氷河期世代を国家公務員に 中途枠で順次採用へ

2019年11月27日 02時00分

就職氷河期世代支援の官民会議初会合に臨む安倍首相(右手前から3人目)=26日、首相官邸で

 政府は二十六日、バブル崩壊後に就職難だった三十代半ばから四十代半ばの就職氷河期世代の就労支援に向け、国家公務員の中途採用枠で重点的に採用することを決めた。当事者団体や有識者らによる官民連携会議の初会合を首相官邸で開催。安倍晋三首相は「本年度から具体的に取り組む」として関係閣僚に採用や支援に関する行動計画の取りまとめを指示した。
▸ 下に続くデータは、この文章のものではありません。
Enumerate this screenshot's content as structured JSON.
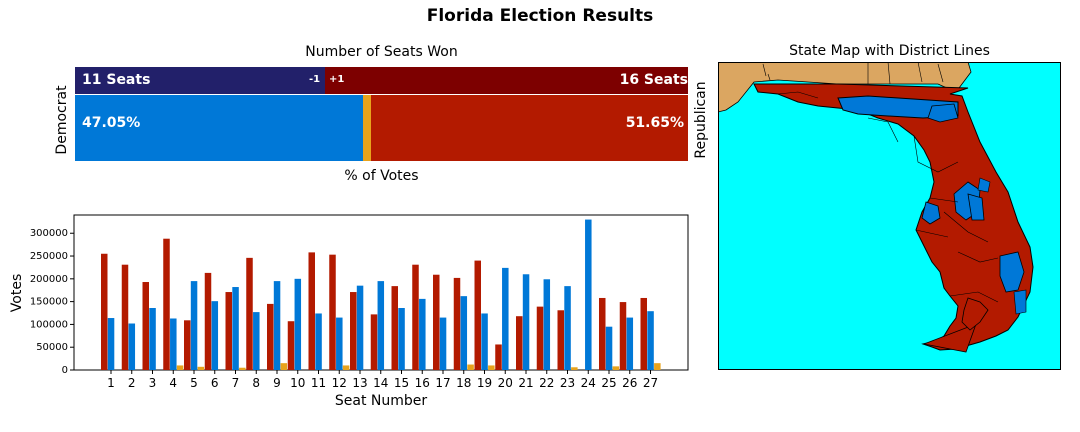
{
  "title": "Florida Election Results",
  "seats_panel": {
    "title": "Number of Seats Won",
    "dem_label": "Democrat",
    "rep_label": "Republican",
    "dem_seats_text": "11 Seats",
    "rep_seats_text": "16 Seats",
    "dem_change": "-1",
    "rep_change": "+1",
    "dem_vote_text": "47.05%",
    "rep_vote_text": "51.65%",
    "votes_caption": "% of Votes"
  },
  "map_panel": {
    "title": "State Map with District Lines"
  },
  "colors": {
    "dem_seat": "#22206a",
    "rep_seat": "#7d0000",
    "dem_vote": "#0078d7",
    "rep_vote": "#b31a00",
    "other_vote": "#e8a31c",
    "water": "#00ffff",
    "neighbor_state": "#dba661"
  },
  "chart_data": [
    {
      "type": "bar",
      "title": "Number of Seats Won",
      "categories": [
        "Seats",
        "% of Votes"
      ],
      "series": [
        {
          "name": "Democrat",
          "values": [
            11,
            47.05
          ]
        },
        {
          "name": "Republican",
          "values": [
            16,
            51.65
          ]
        }
      ]
    },
    {
      "type": "bar",
      "xlabel": "Seat Number",
      "ylabel": "Votes",
      "ylim": [
        0,
        340000
      ],
      "yticks": [
        0,
        50000,
        100000,
        150000,
        200000,
        250000,
        300000
      ],
      "categories": [
        "1",
        "2",
        "3",
        "4",
        "5",
        "6",
        "7",
        "8",
        "9",
        "10",
        "11",
        "12",
        "13",
        "14",
        "15",
        "16",
        "17",
        "18",
        "19",
        "20",
        "21",
        "22",
        "23",
        "24",
        "25",
        "26",
        "27"
      ],
      "series": [
        {
          "name": "Republican",
          "color": "#b31a00",
          "values": [
            255000,
            231000,
            193000,
            288000,
            109000,
            213000,
            171000,
            246000,
            145000,
            107000,
            258000,
            253000,
            171000,
            122000,
            184000,
            231000,
            209000,
            202000,
            240000,
            56000,
            118000,
            139000,
            131000,
            0,
            158000,
            149000,
            158000
          ]
        },
        {
          "name": "Democrat",
          "color": "#0078d7",
          "values": [
            114000,
            102000,
            136000,
            113000,
            195000,
            151000,
            182000,
            127000,
            195000,
            200000,
            124000,
            115000,
            185000,
            195000,
            136000,
            156000,
            115000,
            162000,
            124000,
            224000,
            210000,
            199000,
            184000,
            330000,
            95000,
            115000,
            129000
          ]
        },
        {
          "name": "Other",
          "color": "#e8a31c",
          "values": [
            0,
            0,
            0,
            10000,
            7000,
            0,
            5000,
            0,
            15000,
            0,
            0,
            10000,
            0,
            0,
            0,
            0,
            0,
            12000,
            10000,
            0,
            0,
            0,
            6000,
            0,
            8000,
            0,
            15000
          ]
        }
      ],
      "grid": false
    }
  ]
}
近く策定する経済対策に支援策を盛り込み、就労を促す取り組みのための基金も創設する方向で調整する。
 政府は非正規労働者や引きこもりの状況にある約百万人を対象に三年間で正規雇用を三十万人増やす目標を掲げる。背景には、不安定な就業環境で高齢化すれば将来の社会保障費の増大を引き起こすとの懸念がある。目標達成には国家公務員での重点採用も不可欠と判断。公務員での採用を積極的に打ち出すことで地方自治体や民間企業への相乗効果や波及効果を見込む。
 年末の予算編成過程を踏まえ、政府は年内に行動計画を作成する。準備が整った省庁から順次採用を始める方針だ。
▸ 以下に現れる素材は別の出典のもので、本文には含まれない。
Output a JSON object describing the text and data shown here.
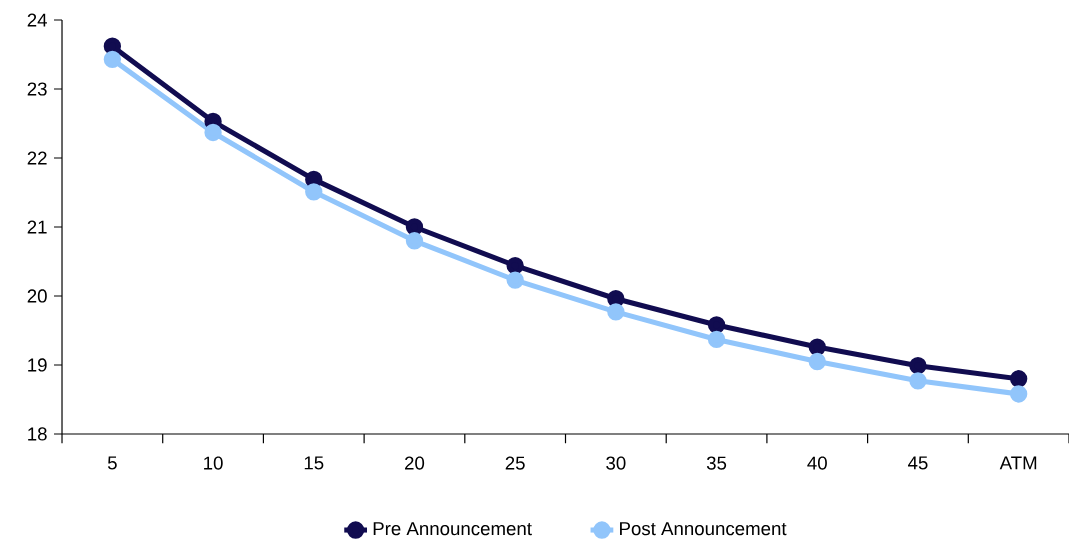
{
  "chart_data": {
    "type": "line",
    "categories": [
      "5",
      "10",
      "15",
      "20",
      "25",
      "30",
      "35",
      "40",
      "45",
      "ATM"
    ],
    "series": [
      {
        "name": "Pre Announcement",
        "color": "#110c50",
        "values": [
          23.62,
          22.53,
          21.69,
          21.0,
          20.44,
          19.96,
          19.58,
          19.26,
          18.99,
          18.8
        ]
      },
      {
        "name": "Post Announcement",
        "color": "#91c5fb",
        "values": [
          23.43,
          22.37,
          21.51,
          20.8,
          20.23,
          19.77,
          19.37,
          19.05,
          18.77,
          18.58
        ]
      }
    ],
    "ylim": [
      18,
      24
    ],
    "yticks": [
      18,
      19,
      20,
      21,
      22,
      23,
      24
    ],
    "grid": false,
    "legend": "bottom",
    "marker": "circle",
    "line_style": "solid"
  }
}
 就職氷河期世代の支援を目的とした中途採用は兵庫県宝塚市など地方自治体の一部が既に実施している。
 この日の会議で、引きこもりの人や家族らでつくる「KHJ全国ひきこもり家族会連合会」の伊藤正俊氏は「当事者や家族の思いに寄り添ったきめ細かなケアが重要」と強調。連合の相原康伸事務局長は「時間をかけて、丁寧に対応していくことが必要だ」とくぎを刺した。愛知県の大村秀章知事は「地方が創意工夫して取り組めるよう後押ししてほしい」と述べ、国の財政支援の必要性を指摘。政府は使い道が柔軟な基金を創設することで自治体に多様な支援を促したい考えだ。
 氷河期世代は一九九〇年代半ばから約十年間に社会に出た人たちを指す。政府は今年六月にまとめた経済財政運営の指針「骨太方針」で集中支援を打ち出した。